Con questi mezzi il Governatorato della Dalmazia, Bastianini, si illudeva di poter assimilare in fretta e furia all'Italia i dipartimenti croati annessi.

Il 18 maggio 1941 Mussolini decretò l'annessione all'Italia e la creazione del Governatorato. Così il 10 giugno 1941 dichiarava che «la questione dalmata è finalmente risolta». Dichiarava che i Croati ed i Serbi sono «non nazionalità, e se insistono a dichiarsi tali diverranno nemici e dovranno andarsene.

Ed iniziò ad inviare nei territori annessi numerosi Italiani per «rafforzare al massimo l'italianità di quelle terre»!

Iniziò una forte pressione sulla popolazione croata e serba per «reitalianizzarla»...La lingua italiana divenne lingua ufficiale, ed in diversi posti le camicie nere gettarono fuori chi osava parlare croato negli uffici pubblici .

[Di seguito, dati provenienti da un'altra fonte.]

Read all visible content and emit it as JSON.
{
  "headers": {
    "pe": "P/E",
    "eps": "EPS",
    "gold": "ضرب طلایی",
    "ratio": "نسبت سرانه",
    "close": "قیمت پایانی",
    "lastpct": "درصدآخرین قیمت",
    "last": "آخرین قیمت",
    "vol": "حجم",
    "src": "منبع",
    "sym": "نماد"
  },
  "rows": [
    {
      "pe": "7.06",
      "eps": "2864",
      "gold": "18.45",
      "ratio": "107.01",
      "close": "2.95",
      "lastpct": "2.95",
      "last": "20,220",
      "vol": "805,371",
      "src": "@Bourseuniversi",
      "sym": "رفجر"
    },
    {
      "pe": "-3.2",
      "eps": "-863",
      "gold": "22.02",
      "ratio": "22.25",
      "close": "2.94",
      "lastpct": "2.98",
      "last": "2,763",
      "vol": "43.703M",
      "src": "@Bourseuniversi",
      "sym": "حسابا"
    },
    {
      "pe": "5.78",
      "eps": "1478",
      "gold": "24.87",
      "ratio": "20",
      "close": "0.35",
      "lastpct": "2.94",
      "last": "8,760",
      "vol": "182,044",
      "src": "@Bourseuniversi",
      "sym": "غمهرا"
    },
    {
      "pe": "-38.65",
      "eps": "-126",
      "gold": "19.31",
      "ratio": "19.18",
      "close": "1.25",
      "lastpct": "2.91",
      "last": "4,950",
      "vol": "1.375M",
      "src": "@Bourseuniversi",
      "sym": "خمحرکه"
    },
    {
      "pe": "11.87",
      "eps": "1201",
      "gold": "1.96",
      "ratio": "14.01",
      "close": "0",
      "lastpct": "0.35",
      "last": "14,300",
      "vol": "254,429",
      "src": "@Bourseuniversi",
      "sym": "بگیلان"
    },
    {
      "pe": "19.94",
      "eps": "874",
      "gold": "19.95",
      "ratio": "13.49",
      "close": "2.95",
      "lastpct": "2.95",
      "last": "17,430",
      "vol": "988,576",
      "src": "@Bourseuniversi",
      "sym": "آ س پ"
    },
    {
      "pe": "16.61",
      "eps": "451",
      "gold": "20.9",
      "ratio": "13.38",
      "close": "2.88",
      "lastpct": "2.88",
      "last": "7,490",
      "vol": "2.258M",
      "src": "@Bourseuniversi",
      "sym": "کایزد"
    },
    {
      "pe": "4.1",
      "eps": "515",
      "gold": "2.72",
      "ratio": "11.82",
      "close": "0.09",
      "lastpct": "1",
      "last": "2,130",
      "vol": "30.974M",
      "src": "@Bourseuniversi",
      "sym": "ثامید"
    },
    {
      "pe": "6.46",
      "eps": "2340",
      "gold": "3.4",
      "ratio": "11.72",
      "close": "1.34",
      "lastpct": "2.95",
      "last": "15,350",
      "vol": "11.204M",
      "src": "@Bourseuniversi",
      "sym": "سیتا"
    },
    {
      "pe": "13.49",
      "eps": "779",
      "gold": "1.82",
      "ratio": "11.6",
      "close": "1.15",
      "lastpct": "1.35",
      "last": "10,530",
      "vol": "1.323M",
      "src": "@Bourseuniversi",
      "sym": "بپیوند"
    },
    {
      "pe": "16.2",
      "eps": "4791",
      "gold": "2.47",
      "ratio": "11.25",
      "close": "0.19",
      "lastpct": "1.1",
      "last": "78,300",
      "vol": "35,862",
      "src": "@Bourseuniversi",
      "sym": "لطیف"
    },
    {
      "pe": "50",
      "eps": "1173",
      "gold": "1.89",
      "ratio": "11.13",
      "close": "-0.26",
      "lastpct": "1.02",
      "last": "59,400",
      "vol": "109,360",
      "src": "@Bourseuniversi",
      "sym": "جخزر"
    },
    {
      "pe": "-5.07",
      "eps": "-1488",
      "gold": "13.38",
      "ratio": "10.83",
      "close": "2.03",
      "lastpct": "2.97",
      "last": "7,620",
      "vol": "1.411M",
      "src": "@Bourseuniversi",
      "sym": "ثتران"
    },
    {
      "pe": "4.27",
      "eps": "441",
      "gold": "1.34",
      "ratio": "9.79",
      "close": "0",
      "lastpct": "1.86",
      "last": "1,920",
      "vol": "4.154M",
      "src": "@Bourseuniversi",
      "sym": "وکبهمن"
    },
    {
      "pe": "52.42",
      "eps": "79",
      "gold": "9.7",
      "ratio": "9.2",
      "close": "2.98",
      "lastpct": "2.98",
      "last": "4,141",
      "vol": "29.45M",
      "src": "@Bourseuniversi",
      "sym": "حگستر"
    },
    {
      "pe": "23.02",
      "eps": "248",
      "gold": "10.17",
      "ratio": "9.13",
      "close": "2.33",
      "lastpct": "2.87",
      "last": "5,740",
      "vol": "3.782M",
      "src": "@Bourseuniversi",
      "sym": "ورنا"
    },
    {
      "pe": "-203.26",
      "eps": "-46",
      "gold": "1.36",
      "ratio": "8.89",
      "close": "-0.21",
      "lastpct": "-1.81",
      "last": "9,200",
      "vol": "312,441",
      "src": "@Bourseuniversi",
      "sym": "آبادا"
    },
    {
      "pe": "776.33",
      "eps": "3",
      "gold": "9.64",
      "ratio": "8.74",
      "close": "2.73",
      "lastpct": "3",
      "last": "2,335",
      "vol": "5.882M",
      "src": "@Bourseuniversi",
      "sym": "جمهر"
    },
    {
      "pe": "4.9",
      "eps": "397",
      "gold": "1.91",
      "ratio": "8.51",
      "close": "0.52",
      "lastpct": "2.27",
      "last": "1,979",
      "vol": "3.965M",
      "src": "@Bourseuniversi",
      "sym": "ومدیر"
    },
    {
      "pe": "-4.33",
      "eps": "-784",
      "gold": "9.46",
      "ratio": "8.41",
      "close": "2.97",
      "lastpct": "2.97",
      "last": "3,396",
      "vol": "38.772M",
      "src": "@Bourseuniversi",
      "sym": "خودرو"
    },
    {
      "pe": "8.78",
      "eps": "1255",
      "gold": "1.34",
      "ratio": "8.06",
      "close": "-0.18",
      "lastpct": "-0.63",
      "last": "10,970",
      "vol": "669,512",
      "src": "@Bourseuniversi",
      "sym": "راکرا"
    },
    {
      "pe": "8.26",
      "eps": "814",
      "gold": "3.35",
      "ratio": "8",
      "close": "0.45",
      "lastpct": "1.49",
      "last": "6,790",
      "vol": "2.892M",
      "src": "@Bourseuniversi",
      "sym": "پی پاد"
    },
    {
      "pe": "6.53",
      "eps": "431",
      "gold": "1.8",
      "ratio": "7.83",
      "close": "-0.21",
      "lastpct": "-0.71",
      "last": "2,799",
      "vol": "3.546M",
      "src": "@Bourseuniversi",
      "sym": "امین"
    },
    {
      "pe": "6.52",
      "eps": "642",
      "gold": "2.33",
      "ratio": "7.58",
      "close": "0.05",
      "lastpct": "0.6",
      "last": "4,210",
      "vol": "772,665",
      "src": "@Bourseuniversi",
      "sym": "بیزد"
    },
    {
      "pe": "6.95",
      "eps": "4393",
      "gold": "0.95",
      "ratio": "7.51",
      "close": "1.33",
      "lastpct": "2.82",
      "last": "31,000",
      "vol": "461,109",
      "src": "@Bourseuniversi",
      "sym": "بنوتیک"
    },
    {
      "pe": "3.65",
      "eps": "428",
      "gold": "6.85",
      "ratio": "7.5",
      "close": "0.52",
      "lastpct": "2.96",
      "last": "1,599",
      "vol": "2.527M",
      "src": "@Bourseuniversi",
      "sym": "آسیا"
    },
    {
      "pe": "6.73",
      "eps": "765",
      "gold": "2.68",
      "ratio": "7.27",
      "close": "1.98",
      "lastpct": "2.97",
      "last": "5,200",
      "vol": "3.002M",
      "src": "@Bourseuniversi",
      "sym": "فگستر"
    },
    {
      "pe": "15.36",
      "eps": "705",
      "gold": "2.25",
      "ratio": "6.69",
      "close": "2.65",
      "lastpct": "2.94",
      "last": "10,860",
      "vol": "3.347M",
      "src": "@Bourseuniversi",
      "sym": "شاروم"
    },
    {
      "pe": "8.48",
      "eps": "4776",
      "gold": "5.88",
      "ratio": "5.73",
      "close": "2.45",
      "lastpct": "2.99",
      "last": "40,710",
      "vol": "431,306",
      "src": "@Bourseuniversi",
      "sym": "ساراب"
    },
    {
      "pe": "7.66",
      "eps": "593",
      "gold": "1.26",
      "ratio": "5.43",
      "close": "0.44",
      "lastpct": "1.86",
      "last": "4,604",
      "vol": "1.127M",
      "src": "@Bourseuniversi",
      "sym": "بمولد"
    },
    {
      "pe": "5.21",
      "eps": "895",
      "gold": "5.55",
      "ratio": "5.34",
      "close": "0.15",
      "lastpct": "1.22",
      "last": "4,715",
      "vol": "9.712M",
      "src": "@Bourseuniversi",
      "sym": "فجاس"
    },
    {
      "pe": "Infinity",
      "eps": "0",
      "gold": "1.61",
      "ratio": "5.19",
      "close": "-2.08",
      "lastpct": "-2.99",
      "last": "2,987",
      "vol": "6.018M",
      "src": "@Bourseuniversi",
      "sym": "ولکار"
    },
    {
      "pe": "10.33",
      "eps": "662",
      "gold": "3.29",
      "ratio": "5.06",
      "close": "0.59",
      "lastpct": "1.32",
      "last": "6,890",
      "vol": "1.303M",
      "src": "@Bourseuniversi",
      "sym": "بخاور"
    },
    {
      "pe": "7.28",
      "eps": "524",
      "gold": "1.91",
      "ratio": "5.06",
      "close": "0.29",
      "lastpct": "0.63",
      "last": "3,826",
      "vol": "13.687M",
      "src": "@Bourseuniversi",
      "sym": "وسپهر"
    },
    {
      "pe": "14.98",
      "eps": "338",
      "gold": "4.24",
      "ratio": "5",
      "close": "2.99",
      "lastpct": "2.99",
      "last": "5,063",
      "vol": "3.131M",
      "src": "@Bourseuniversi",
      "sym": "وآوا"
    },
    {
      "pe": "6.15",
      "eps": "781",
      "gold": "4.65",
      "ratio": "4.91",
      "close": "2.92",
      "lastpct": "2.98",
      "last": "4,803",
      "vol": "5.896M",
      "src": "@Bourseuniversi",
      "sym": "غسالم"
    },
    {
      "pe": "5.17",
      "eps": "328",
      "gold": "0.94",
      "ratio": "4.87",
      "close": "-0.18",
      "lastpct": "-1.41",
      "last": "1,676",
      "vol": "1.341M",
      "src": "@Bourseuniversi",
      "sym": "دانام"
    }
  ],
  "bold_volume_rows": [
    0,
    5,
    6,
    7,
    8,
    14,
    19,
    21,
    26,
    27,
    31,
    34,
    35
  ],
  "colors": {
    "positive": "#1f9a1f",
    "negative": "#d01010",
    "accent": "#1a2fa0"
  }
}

Si permise solo la stampa in lingua italiana, e si ostacolarono i giornali bilingui. A Spalato il giornale San Marco, dal dicembre 1941 divenne Il Popolo di Spalato, ed a Zara uscì II Giornale di Dalmazia. Entrambi i giornali furono spericolati sostenitori dell'italianità e del fascismo.

Seguirono le italianizzazioni dei toponimi delle città, dei paesi, delle vie, delle piazze, degli indicazioni stradali...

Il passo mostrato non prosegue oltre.